Pakistan's prime minister fired his national security adviser after he disclosed that the lone surviving Mumbai terrorist is a Pakistani citizen. The move came just hours after the government confirmed the Mumbai attacker was a Pakistani after more than a month of denials.

Mehmud Ali Durrani, Pakistan’s National Security Advisor, was sacked by Prime Minister Yousuf Raza Gilani after he gave "a statement to an Indian news channel regarding Ajmal Kasab without taking him into confidence," Geo News reported. Kasab is the only surviving terrorist behind the late November 2008 military assault on the Indian financial capital of Mumbai. More than 170 people were killed and hundreds were wounded in the assault that closed down the city for three days.

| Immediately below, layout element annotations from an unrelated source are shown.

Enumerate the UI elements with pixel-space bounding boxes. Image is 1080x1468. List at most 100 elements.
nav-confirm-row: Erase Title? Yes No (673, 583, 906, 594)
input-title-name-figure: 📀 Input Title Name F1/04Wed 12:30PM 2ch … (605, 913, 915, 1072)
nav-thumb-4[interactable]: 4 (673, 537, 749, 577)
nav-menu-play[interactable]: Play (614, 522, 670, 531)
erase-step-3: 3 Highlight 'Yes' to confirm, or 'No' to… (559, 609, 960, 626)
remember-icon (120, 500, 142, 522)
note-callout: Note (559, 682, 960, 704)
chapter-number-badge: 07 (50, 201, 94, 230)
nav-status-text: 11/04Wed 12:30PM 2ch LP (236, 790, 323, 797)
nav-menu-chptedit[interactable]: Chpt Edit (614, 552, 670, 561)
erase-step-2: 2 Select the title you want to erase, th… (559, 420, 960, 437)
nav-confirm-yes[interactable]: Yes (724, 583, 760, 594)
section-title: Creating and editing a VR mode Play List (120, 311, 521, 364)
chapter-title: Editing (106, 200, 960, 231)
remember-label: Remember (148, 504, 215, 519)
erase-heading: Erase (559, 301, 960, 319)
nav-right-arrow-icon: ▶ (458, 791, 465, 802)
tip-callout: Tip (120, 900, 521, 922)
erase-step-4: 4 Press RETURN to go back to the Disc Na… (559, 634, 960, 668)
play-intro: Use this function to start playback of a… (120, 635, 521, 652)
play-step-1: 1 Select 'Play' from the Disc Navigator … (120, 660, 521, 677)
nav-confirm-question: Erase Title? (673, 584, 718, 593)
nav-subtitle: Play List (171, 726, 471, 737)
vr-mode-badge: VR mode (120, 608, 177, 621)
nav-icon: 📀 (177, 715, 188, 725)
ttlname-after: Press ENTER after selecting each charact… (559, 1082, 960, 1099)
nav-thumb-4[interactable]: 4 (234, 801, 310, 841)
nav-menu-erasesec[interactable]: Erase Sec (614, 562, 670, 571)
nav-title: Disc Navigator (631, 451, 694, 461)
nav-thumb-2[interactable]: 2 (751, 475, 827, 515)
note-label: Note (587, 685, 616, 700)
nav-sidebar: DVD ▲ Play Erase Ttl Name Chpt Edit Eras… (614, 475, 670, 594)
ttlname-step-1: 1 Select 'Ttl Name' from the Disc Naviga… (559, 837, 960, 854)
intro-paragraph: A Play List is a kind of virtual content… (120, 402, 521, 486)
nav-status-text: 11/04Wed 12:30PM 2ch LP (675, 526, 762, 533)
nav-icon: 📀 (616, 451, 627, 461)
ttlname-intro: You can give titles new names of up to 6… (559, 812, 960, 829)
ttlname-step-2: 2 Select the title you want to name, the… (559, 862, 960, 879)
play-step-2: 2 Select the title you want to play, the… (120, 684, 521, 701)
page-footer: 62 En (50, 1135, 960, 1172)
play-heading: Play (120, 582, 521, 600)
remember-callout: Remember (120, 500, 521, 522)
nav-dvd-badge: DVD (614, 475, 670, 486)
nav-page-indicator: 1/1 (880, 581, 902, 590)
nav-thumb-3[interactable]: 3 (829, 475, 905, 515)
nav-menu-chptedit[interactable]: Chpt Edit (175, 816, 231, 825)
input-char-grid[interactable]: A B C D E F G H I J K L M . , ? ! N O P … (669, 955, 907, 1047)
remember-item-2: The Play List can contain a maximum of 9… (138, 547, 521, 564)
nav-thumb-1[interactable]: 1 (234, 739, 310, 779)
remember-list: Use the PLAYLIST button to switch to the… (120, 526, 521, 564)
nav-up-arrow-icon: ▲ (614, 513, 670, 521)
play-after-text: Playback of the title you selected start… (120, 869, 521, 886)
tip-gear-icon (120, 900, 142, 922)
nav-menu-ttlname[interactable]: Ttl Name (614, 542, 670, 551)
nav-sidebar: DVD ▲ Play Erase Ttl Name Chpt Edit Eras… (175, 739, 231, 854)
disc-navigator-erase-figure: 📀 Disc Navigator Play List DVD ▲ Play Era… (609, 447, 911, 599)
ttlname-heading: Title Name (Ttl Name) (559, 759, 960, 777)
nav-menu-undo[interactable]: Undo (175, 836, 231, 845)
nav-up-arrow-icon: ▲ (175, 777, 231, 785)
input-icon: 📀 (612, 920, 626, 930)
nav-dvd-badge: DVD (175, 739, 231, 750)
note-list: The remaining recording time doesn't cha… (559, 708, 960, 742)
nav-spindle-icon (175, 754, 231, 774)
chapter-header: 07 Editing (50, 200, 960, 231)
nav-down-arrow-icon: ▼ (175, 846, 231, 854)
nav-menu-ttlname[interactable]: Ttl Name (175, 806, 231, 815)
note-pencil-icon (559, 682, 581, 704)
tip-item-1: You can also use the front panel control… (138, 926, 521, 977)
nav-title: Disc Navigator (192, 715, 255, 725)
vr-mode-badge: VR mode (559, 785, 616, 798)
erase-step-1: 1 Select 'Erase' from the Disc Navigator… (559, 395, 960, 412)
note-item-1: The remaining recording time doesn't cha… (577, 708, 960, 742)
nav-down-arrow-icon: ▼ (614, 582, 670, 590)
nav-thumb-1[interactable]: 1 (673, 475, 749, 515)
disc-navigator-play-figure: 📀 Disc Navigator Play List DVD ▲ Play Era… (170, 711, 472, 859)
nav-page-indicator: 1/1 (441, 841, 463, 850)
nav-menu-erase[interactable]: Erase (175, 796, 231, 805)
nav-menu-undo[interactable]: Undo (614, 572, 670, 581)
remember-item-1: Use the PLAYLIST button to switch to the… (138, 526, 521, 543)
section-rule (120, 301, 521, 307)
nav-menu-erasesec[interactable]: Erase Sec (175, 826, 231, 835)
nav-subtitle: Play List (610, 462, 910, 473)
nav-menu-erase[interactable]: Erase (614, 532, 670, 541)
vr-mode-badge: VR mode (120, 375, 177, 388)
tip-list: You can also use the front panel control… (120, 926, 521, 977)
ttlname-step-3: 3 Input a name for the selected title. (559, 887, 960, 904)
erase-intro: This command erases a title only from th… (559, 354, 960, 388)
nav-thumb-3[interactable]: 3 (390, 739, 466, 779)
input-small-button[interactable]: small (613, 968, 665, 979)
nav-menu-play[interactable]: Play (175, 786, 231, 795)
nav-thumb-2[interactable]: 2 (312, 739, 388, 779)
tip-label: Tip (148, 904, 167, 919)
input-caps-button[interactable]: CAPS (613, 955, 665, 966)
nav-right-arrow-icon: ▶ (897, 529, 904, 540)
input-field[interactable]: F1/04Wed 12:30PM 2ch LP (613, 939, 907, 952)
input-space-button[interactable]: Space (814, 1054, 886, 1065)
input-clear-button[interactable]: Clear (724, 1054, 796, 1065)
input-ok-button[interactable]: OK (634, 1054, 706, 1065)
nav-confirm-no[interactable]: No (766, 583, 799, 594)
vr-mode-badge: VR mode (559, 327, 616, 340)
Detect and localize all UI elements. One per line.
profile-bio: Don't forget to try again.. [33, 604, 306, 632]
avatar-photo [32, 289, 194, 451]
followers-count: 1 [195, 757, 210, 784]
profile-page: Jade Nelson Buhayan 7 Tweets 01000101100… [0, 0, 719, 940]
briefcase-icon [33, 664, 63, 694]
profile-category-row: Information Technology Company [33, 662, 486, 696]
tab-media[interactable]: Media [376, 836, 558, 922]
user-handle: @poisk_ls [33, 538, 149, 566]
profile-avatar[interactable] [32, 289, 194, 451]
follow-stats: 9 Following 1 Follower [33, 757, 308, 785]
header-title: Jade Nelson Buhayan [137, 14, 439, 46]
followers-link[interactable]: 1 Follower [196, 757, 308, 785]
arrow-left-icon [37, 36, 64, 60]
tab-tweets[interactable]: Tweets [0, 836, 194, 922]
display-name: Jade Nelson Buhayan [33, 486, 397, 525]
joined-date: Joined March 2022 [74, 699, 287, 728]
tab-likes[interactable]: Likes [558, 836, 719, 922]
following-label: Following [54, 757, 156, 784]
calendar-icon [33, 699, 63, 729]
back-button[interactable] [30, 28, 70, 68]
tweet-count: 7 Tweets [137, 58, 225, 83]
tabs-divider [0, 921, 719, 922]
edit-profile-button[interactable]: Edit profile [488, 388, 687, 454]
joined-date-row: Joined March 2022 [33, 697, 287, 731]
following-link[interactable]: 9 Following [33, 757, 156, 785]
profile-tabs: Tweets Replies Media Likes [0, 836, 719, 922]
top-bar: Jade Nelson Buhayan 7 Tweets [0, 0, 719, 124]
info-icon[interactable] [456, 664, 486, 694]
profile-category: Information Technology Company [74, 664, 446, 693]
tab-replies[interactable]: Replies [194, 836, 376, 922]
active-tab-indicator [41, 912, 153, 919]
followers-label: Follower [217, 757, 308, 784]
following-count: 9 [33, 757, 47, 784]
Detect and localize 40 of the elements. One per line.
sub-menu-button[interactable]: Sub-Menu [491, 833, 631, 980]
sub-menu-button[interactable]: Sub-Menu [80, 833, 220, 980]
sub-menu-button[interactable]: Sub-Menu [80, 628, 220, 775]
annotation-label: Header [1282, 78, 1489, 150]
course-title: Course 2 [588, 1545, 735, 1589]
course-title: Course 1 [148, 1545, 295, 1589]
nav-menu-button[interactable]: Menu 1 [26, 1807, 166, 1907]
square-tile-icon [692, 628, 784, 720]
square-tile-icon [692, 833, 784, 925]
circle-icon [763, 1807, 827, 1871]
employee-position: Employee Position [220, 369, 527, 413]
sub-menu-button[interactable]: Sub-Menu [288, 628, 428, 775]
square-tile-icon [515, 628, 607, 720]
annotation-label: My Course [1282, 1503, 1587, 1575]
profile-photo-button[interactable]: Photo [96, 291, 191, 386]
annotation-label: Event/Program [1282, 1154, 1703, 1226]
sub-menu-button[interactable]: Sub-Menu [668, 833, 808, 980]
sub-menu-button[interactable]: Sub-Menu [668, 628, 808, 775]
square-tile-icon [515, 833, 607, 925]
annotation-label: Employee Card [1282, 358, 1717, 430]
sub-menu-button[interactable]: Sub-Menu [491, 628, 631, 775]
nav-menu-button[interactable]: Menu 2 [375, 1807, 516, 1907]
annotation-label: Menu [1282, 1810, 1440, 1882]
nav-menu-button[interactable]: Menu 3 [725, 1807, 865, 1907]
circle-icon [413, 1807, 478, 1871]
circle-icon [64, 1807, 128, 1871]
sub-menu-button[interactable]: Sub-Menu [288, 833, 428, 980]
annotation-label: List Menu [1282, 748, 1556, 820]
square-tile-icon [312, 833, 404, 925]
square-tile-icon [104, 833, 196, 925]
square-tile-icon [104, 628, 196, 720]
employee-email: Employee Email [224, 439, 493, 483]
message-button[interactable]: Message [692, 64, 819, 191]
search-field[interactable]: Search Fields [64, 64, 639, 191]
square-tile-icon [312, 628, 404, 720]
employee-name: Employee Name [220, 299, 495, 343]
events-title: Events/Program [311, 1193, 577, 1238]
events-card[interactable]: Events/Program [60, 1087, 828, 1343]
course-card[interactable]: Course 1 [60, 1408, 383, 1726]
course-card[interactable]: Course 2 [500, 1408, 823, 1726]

Kasab admitted to Indian police his 10-man team trained in Lashkar-e-Taiba camps in Pakistan with the support of the Inter-Service Intelligence agency and launched their attack from the Pakistani port city of Karachi. Other Lashkar operatives in Indian and Pakistani custody admitted to their involvement the assault.

"The prime minister said that Durrani’s statement had tarnished the country’s image," the Pakistani news channel reported. A press release issued by the prime minister’s office described Durrani's behavior as "irresponsible" for failing to take Gilani "and other stakeholders into confidence and lack of coordination on matters of national security, " the Associated Press of Pakistan reported.

The dismissal of Durrani occurred on the same day the Pakistani government admitted officially admitted Kasab was a Pakistani citizen. Information Minister Sherry Rehman and Foreign Office Spokesman Muhammad Sadiq both confirmed Kasab was indeed from Pakistan.

Senior Pakistani government officials, including Gilani, Durrani, and President Asif Zardari refused to admit Kasab was a Pakistani citizen, even though Kasab himself admitted he is from Pakistan and submitted a request for consular access. The request is still "under review" by Pakistan's foreign office.

Kasab's family and other Pakistanis from his home town of Fardikot identified him from pictures and said he was recruited by Lashkar-e-Taiba. His father and neighbors were interviewed by Pakistani television and news outlets and confirmed he was indeed from Pakistan. His own father identified him and provided a nearly identical account of his son's background as Kasab gave to Indian intelligence. "This is the truth," Kasab's father told a Pakistani news outlet. "I have seen the picture in the newspaper. This is my son Ajmal."

Pakistan's response was to attempt to bury the information. Security forces cordoned the village, removed Kasab's family from their home and moved someone else in, and forced the townspeople to retract their statements.

Pakistan's refusal to accept Kasab was from Pakistan and claims that the evidence provided by India on how Lashkar-e-Taiba plotted and executed the attack from Pakistan has infuriated Indian officials. Tensions have risen between the two countries. in late December 2008, Pakistan began redeploying troops from the Taliban insurgency-infested Northwest Frontier Province to the eastern border with India due to fears India might retaliate over the Mumbai strike.